Cada 9 de agosto, el Día Internacional de los Pueblos Indígenas nos invita a celebrar la diversidad cultural, lingüística y política de las comunidades originarias, al mismo tiempo que nos incita a reflexionar sobre las deudas históricas que tenemos con ellas y los mecanismos necesarios para asegurar el pleno ejercicio de sus derechos. En el ámbito electoral, esta reflexión es particularmente significativa, ya que las personas indígenas continúan enfrentando barreras estructurales que limitan su derecho a votar, ser votadas o participar equitativamente en la toma de decisiones.
Esta situación comienza por cuestionar nuestra concepción de nación. Desde la década de los noventa, la pluriculturalidad de la nación mexicana está reconocida constitucionalmente en el artículo segundo, sin embargo, existen importantes rezagos en el acceso efectivo a los derechos político-electorales de los pueblos y comunidades indígenas. Benedict Anderson, en su obra *Comunidades imaginadas*, plantea que las naciones son construcciones sociales fundamentadas en la imaginación colectiva y no entidades naturales. Estas comunidades políticas existen porque sus integrantes creen ser parte de un mismo proyecto, aunque no se conozcan personalmente. Esta “imaginación nacional” no es neutra; puede ser inclusiva o excluyente, ampliando o restringiendo los términos de pertenencia.
Durante un largo periodo, la noción de nación dominante en México se basó en un imaginario homogéneo, mestizo, urbano y hispanohablante. Esta perspectiva ocultó las diversas formas de ejercer la ciudadanía de los pueblos indígenas, relegándolos al margen de la vida pública. De este modo, la democracia se volvió incompleta; si no todas las voces tienen valor o no lo tienen de la misma manera, la comunidad imaginada no puede ser completamente democrática.
Frente a esta realidad, el Tribunal Electoral del Poder Judicial de la Federación estableció en 2016 la Defensoría Pública Electoral. Inicialmente, su objetivo era centrarse en los pueblos y comunidades indígenas, brindándoles asesoría jurídica, orientación y apoyo para la mediación.

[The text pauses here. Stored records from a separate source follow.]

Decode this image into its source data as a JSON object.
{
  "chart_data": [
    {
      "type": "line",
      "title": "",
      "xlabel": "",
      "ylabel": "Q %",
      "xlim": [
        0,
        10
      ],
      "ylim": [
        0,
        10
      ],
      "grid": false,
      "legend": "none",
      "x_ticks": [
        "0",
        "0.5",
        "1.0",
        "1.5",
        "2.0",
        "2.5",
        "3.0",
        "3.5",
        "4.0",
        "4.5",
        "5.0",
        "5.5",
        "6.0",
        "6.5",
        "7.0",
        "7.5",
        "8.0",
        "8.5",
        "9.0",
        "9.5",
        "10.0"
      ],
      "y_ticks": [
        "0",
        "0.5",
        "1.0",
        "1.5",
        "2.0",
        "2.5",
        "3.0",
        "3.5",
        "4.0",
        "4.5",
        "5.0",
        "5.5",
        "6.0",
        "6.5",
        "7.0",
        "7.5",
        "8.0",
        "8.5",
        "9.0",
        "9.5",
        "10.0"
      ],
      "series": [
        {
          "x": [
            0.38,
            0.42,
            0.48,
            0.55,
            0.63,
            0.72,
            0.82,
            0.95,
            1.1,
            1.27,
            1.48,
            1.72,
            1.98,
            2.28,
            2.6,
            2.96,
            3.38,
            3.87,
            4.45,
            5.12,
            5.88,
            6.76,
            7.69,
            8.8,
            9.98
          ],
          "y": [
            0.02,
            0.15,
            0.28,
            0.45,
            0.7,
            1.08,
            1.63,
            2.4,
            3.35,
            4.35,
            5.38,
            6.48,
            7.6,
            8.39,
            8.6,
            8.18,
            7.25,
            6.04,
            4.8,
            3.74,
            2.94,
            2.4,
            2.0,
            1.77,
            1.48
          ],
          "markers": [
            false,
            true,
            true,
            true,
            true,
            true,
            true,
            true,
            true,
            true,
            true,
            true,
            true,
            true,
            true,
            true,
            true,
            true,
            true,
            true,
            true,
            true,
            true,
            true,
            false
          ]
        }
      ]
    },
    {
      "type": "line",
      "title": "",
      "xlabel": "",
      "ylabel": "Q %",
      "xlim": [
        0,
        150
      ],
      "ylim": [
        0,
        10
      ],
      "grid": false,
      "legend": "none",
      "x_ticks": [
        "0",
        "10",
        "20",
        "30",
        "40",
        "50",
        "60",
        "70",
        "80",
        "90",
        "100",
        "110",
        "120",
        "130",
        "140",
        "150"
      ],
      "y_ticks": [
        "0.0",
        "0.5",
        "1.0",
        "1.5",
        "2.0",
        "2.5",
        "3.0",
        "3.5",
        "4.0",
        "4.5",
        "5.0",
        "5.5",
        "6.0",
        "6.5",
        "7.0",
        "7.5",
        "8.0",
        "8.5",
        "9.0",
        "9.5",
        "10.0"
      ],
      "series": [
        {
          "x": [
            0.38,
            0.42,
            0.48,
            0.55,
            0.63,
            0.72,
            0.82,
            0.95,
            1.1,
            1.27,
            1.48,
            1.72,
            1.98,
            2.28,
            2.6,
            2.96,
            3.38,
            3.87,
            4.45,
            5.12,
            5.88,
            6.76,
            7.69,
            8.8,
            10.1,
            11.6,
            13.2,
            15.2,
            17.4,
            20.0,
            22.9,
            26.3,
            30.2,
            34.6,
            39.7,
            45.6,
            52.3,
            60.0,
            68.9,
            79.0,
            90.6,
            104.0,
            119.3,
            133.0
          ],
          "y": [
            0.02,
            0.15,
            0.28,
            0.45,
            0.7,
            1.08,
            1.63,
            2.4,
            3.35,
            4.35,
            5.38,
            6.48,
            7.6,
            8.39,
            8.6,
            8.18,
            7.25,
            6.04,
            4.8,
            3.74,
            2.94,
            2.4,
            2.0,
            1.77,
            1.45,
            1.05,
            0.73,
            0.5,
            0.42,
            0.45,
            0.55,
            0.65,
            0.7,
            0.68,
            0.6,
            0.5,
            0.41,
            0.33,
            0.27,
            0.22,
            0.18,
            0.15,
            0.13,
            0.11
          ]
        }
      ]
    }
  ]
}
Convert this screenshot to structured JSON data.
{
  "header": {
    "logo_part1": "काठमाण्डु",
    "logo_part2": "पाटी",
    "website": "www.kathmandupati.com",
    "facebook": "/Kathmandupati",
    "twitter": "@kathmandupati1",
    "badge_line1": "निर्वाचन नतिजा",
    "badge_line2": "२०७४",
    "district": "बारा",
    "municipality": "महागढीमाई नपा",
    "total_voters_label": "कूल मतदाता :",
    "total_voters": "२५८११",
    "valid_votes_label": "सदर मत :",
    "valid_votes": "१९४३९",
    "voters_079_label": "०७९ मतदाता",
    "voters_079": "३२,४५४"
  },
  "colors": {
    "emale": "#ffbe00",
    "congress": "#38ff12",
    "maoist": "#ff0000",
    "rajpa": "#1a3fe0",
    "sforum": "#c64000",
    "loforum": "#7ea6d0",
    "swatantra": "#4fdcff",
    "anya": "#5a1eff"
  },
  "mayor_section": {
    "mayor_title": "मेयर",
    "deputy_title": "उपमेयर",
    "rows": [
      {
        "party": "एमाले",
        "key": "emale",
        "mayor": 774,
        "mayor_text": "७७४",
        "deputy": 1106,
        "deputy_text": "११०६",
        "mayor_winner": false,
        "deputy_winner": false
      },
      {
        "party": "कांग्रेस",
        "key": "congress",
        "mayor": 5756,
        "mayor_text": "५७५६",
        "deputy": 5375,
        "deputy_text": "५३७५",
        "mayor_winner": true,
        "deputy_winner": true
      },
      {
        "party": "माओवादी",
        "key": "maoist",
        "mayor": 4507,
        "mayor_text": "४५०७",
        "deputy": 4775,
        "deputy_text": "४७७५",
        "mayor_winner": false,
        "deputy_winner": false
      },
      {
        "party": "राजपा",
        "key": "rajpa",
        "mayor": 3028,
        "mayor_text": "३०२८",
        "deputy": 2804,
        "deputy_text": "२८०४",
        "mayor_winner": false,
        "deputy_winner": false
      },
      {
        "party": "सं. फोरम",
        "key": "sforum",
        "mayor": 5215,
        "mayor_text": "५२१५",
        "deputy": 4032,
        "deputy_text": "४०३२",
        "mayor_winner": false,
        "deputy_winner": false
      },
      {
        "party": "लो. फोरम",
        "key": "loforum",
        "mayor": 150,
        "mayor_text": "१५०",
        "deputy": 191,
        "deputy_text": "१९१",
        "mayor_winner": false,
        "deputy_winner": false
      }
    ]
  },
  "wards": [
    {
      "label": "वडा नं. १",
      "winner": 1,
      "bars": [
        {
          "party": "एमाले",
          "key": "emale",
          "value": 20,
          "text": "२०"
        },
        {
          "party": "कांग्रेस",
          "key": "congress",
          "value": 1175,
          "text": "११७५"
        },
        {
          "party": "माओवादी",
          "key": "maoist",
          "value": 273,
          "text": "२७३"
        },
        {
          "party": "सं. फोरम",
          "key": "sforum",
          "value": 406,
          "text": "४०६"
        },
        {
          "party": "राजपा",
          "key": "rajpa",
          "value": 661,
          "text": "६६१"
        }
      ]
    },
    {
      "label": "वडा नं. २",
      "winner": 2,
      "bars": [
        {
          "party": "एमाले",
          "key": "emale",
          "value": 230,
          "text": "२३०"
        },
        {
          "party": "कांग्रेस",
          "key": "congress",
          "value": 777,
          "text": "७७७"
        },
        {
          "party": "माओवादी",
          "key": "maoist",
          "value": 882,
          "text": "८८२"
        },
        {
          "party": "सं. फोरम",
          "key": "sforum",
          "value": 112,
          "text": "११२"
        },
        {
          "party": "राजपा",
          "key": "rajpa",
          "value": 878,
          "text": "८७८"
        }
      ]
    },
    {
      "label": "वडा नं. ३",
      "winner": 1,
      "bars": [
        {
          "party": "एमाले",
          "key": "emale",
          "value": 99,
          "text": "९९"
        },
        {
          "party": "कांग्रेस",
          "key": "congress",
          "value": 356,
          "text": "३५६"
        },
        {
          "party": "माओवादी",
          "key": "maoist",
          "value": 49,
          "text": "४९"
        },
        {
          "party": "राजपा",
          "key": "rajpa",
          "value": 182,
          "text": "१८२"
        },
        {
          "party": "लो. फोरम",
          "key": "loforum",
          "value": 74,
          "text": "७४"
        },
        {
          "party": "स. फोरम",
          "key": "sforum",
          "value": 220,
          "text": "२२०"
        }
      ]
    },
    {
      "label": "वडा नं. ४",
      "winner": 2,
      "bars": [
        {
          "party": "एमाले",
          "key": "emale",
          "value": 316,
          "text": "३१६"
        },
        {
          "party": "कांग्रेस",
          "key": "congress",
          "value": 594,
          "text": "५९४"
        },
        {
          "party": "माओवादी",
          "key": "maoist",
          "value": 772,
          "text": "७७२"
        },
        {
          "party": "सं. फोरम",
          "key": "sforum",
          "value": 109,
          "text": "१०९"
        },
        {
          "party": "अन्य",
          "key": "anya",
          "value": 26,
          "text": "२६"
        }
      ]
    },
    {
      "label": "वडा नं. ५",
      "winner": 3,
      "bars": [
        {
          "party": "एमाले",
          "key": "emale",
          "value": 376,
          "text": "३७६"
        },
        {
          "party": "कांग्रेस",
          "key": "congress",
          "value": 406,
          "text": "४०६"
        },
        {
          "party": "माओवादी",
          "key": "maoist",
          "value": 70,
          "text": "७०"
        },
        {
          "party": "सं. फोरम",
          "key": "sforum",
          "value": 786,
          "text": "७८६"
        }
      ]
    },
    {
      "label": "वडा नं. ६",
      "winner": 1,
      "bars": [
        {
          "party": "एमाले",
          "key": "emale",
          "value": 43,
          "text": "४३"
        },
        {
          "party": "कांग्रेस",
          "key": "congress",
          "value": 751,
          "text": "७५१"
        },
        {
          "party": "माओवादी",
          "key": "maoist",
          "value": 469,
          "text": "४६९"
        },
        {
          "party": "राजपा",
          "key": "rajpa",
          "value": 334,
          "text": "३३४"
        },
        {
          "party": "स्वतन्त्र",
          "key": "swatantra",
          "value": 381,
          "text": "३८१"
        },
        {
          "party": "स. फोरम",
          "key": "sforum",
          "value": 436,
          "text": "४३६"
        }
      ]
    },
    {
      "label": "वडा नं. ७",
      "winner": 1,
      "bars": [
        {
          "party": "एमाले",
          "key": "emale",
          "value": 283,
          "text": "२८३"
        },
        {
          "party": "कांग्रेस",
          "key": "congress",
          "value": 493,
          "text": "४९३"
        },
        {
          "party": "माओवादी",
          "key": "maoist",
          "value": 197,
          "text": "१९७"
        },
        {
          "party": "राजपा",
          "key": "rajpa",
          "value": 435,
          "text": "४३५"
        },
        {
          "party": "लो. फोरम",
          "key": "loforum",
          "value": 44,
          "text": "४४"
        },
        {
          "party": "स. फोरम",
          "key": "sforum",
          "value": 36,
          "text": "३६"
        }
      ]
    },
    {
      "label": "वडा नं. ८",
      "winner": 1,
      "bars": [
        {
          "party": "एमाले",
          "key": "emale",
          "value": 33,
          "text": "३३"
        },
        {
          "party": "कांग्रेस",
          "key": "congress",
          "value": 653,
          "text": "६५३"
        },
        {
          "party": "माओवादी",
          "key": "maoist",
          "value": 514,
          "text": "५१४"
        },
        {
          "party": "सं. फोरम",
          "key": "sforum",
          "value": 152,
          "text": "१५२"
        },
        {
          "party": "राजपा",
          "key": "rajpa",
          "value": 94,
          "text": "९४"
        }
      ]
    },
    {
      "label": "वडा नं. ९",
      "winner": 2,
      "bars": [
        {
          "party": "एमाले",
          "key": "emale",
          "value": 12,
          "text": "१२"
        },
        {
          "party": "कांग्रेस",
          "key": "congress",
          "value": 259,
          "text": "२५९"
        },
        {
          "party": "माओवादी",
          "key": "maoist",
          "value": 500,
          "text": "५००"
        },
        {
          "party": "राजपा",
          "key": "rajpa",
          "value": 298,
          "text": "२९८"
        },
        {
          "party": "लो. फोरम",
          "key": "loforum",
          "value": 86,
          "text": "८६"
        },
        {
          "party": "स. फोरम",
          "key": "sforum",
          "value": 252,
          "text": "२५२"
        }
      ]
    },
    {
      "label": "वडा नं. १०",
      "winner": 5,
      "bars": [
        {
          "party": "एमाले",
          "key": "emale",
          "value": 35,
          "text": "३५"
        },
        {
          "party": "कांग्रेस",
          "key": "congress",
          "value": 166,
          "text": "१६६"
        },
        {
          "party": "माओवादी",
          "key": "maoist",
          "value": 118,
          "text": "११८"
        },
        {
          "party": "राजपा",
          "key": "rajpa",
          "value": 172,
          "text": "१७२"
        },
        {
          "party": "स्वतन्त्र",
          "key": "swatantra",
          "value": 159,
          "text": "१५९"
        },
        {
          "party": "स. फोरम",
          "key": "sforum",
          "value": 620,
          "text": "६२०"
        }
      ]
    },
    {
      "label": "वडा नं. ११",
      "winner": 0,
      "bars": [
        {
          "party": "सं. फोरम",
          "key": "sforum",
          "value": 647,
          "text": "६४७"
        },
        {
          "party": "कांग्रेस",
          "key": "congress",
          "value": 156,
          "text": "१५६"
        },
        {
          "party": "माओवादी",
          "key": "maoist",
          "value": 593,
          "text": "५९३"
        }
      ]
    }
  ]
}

Esto marcó un hito en el reconocimiento y acceso efectivo a los derechos político-electorales de los pueblos originarios.
Posteriormente, este organismo amplió su mandato para incluir a otros grupos históricamente marginados, actuando como un puente entre el acceso a la justicia electoral y las realidades vividas por estas poblaciones, convirtiendo la participación política en una realidad que antes les era ajena.
Así, la Defensoría Pública Electoral ha logrado avances significativos: ha promovido el acceso gratuito y especializado a la defensa jurídica en asuntos electorales, y ha acompañado litigios estratégicos para asegurar la participación de comunidades indígenas en decisiones que las afectan. A través de este trabajo, ha establecido precedentes en la protección de los derechos político-electorales de los pueblos y comunidades indígenas en temas como la libre determinación, autonomía y consulta, la violencia política de género, la terminación anticipada de mandato en sistemas normativos internos, la administración de recursos por parte de estas comunidades, la representación política, el reconocimiento a la identidad y el derecho al voto de desplazados internos y personas en prisión preventiva.
Estos logros demuestran que la Defensoría no solo fortalece los derechos individuales, sino también los colectivos. Más allá de los asuntos jurisdiccionales, lo crucial ha sido transformar nuestra democracia. Incluir las voces indígenas en el espacio electoral no es una concesión, sino un acto de justicia histórica que redefine los contornos de la comunidad política. Reconocer que la nación mexicana es pluricultural, pluriétnica y multilingüe implica que esta diversidad debe reflejarse en cómo concebimos y ejercemos la democracia.
La Defensoría Pública Electoral sigue siendo un instrumento cercano a la gente, contribuyendo a la construcción de una democracia más plural y representativa. Además, sirve como recordatorio de que el acceso a la justicia requiere un enfoque interseccional e intercultural en su aplicación. En este Día Internacional de los Pueblos Indígenas, sigamos imaginando una comunidad nacional donde todas las personas se reconozcan como parte de un proyecto común. Una nación donde la participación política de los pueblos y comunidades indígenas sea inherente al juego democrático, integrando todos los elementos de nuestra sociedad con su diversidad. Solo así, con todas las voces contando, podremos afirmar que vivimos en una democracia verdaderamente inclusiva en México.